As the exit region of the midlevel trough surged towards New England on June 1st, 2011, it was accompanied by a well timed late-stage cyclone occlusion process that forced secondary development along the horizontally oriented boundary just north of the Canadian border. As low level flow responded by fanning out broadly between the original and secondary cyclones, there was a sudden surge of kinematic support throughout the atmosphere that overspread the incredible instability at the surface. Suddenly, as daylight heating peaked over the eastern half of the northeast ahead of a surging attendant cold front, the perfect storm was happening.
It wasn’t long before updrafts, forced vertically by the cold front and lee troughing to the east, rapidly exploded upwards amidst high-end CAPE and were organized into long-lived severe storm cells by brisk midlevel flow. As surging, veering low level flow began to rotate these updrafts, the storms strengthened into intense discrete supercells across the northeast.
One cluster of storms entering western Massachusetts benefitted from a coincidental combination of storm-scale mergers and an incredibly favorably mesoscale parameter space. A broad mesocyclone amidst the most aggressive supercell began to dramatically tighten and strengthen as the storm took on a well defined hook echo on approach to Springfield. East of the city, a tornado rapidly developed, quickly strengthening to a powerful EF3 tornado around 0.5 miles wide that tracked just south of the city center.

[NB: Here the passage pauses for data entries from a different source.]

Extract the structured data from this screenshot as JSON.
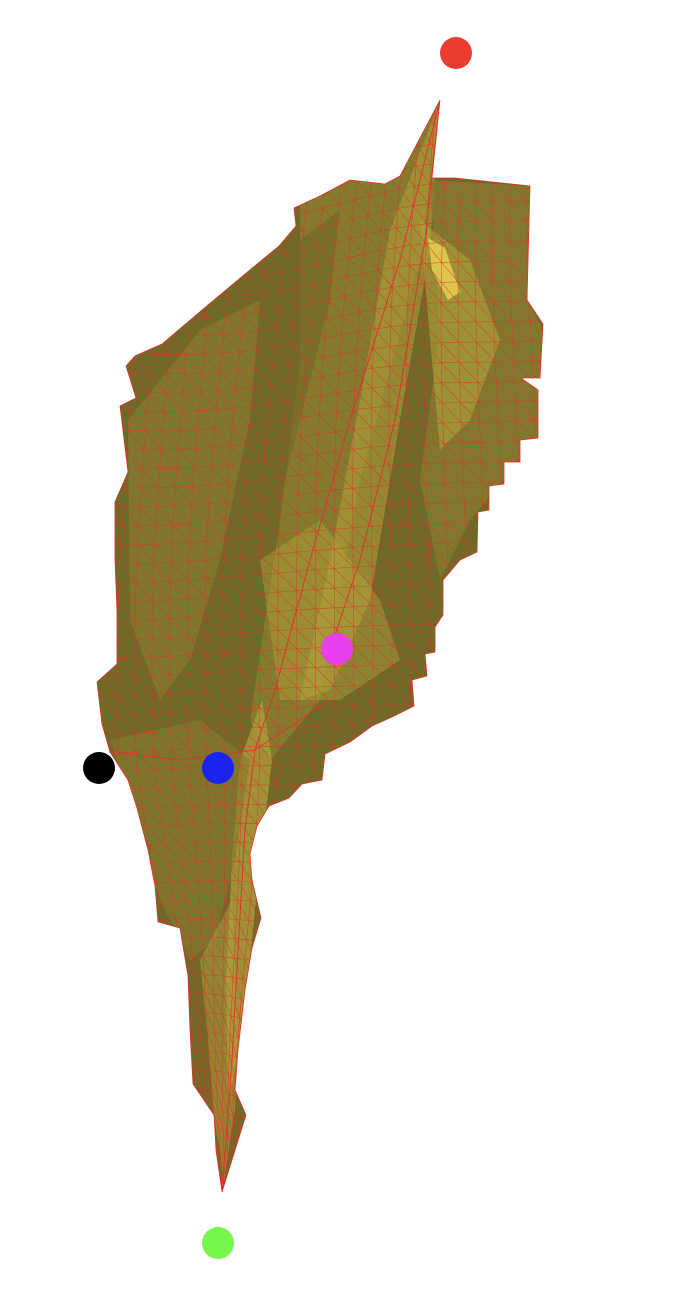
{
  "scene": {
    "background": "#ffffff",
    "surface": {
      "fill_dark": "#6e6a28",
      "fill_mid": "#857d2e",
      "fill_light": "#b3a33c",
      "highlight": "#e8cf4f",
      "wireframe_color": "#e0342a"
    },
    "markers": [
      {
        "name": "red-marker",
        "color": "#ee3b30"
      },
      {
        "name": "magenta-marker",
        "color": "#e840ee"
      },
      {
        "name": "black-marker",
        "color": "#000000"
      },
      {
        "name": "blue-marker",
        "color": "#1a24f0"
      },
      {
        "name": "green-marker",
        "color": "#77f74c"
      }
    ]
  }
}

As the parent supercell began to settle into a favorable equilibrium within a very favorable environment, the couplet continued to intensify while the reflectivity took on a pronounced hook echo. As the tornado roared through suburb after suburb, a massive debris ball would also develop. The result was a textbook high-end radar presentation as the storm moved through Monson and north of Southbridge.

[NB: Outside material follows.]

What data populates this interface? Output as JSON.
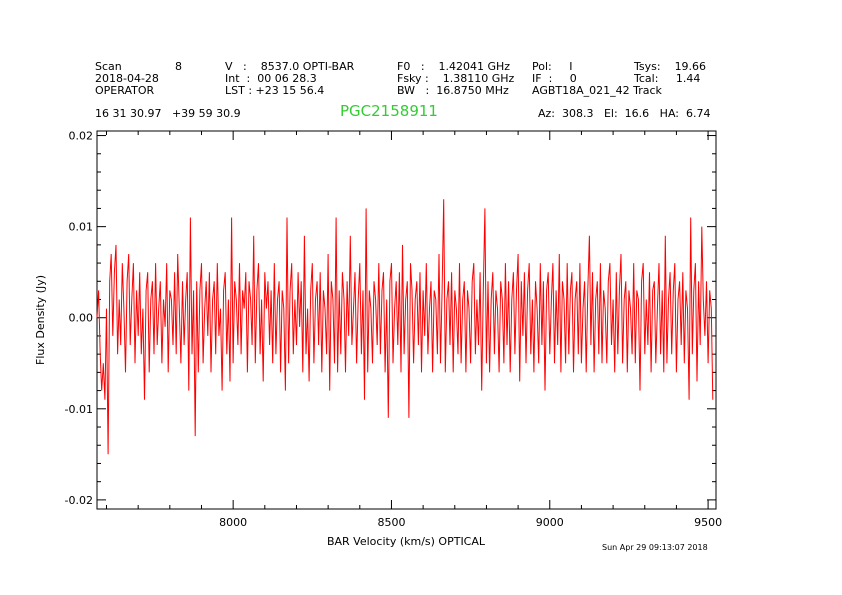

The tornado would end up tracking for around 38 miles, causing catastrophic damage to neighborhoods and completely deforesting wooded areas along a half mile wide path. It was officially delineated as a high end EF3, and some consider that to be an under-rating. The tornado killed three and injured hundreds, a significant human toll that could have well been worse in the highly populated and often ill prepared northeast had it not been for warnings with a significant lead time.
As far as I’m aware, there hasn’t been a tornado at or above EF3 intensity since that day in 2011. Of course, it’s only a matter of time before another ‘perfect storm’ happens, and a few environments have been within spitting distance (9/8/2012, 5/15/2018, 10/2/2018, or 5/15/2020, for example). But regardless of what the future may bring, Springfield will long be remembered by meteorologists in the northeast for its intensity, human toll, and environment.